Today, conservative groups joined reformers in calling upon House Speaker John Boehner (R-OH) and Minority Leader Nancy Pelosi (D-CA) to reauthorize and appoint new board members to the Office of Congressional Ethics (OCE), and for President Barack Obama to nominate replacements for the 5 lame duck commissioners on the Federal Election Commission (FEC) with individuals willing to enforce the laws passed by Congress. Legal Center Policy Director Meredith McGehee focused her remarks at the press conference on the importance of reinvigorating the FEC.
McGehee’s full remarks follow below.
The Federal Election Commission (FEC) is intentionally structured to be ineffective. In that sense, it is the most successful agency in Washington -- but to the detriment of the American people.
That's one of the reasons why this particular agency needs Commissioners who believe in their constitutional and statutory duties. Currently three Commissioners are ideologically opposed to the laws they are sworn to uphold.
Though the agency has never worked well, what is happening now in terms of the FEC’s failure to enforce the laws on the books is worse than ever. When the soft money system began to explode in the 1990s, the FEC was AWOL -- in a bipartisan manner. Commissioners became overly focused on protecting their parties rather than upholding the law. When efforts began in earnest to get rid of soft money and sham issues ads, the Republicans, led by Senator Mitch McConnell (R-KY) and House Majority Leader Tom DeLay (R-TX), bitterly fought the bill that former President George W. Bush ended up signing.
Since that time, the Republican Party's leadership has engaged in an all-out assault on both existing campaign finance laws and the FEC. President Bush, perhaps to assuage his angry colleagues, nominated Republican Commissioners who reflected even more strongly the party's opposition to the law. One nominee -- Hans Von Spakovsky -- harbored such extreme in his views on election and voting issues that he was unable to receive Senate confirmation and withdrew.

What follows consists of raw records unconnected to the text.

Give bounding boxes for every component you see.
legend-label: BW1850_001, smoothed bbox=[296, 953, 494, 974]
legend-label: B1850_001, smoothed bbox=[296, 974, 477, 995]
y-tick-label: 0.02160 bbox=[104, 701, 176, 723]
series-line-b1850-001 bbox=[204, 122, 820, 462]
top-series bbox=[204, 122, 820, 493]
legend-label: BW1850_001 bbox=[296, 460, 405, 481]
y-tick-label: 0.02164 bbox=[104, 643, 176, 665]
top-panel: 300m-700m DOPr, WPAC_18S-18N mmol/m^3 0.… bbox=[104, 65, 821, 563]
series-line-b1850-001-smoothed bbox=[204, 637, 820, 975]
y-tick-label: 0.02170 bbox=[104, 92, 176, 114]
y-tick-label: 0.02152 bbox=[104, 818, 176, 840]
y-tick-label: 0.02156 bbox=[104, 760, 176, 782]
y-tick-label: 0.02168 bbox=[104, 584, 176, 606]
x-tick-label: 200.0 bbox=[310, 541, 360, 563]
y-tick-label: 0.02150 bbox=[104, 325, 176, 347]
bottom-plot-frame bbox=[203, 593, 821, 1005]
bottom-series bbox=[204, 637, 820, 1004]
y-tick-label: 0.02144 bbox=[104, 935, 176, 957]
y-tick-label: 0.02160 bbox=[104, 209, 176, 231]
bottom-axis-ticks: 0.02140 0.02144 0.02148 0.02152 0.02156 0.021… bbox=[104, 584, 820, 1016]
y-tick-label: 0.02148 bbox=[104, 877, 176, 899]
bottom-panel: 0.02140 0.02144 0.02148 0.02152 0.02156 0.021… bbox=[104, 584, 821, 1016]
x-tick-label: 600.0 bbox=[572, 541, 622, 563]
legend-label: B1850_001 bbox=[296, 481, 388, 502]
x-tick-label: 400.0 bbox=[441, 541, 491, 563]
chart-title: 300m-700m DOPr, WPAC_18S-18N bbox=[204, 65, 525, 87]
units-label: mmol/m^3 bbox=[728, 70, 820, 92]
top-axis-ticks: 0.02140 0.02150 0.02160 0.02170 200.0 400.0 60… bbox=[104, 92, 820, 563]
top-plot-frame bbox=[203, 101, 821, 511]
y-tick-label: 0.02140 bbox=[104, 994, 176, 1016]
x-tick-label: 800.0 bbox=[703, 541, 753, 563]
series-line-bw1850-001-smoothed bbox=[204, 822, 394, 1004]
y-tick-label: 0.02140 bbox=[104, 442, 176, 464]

Congressional sponsors of the McCain-Feingold bill have repeatedly gone to court to force the FEC to do its job and they have won judgments requiring the agency to implement the laws, not undermine them. Twice the Commission came back with even worse regulations interpreting the new law.
Even when it came to disclosure – which enjoyed longstanding party support – the Republican Commissioners continued to shirk their duties. ,The Republican FEC Commissioners refused to rule on whether in 2008 Freedom's Watch had failed to disclose its donors appropriately. Almost all of the group's $30 million had come from just one person -- Sheldon Adelson.
Things are so bad at the FEC that Commissioners have deadlocked three times since 2011 over whether to even accept public comments about changing its inadequate disclosure regulations.
It is also disappointing that President Obama has failed to nominate new Commissioners and that the one name he did put forward early on was a labor lawyer who opposed the McCain-Feingold bill the President supposedly supported. The President has the right by law to appoint FEC Commissioners and should do so. President Obama should challenge Senator McConnell on FEC appointments for the benefit of the American people. He should present the Senate with a bipartisan list of nominees (which is his constitutional right and prerogative) and demand that Sen. McConnell identify what is wrong with his nominees. Failure to do so will allow Senate Minority Leader McConnell to continue running the show as the President sits on the sidelines and acquiesces.
Senator McConnell should be required to stand in the harsh spotlight and account for his obstinate opposition to enforcement of our campaign finance laws. He clearly believes there is little political price to pay for his leading his fellow Senate Republicans in a campaign of obstructionism -- the campaign finance equivalent of standing in the schoolhouse door.
In the 113th Congress, it needs to be made loud and clear who is responsible for letting Super PACs and dark money groups run amok in our system. And that person is Mitch McConnell. But he can’t be held accountable if the President continues what has been to date feckless inaction in this area.
And just to be clear about Office of Congressional Ethics (OCE), it was quite a relief to see last night that Speaker Boehner is going to keep it. You only have to read Special Counsel Billy Martin's account of the disastrous investigation into Rep. Maxine Waters to be reminded of how dysfunctional the House ethics committee remains. OCE is the only part of the process that is working. Let’s hope Speaker Boehner appoints credible new Board members.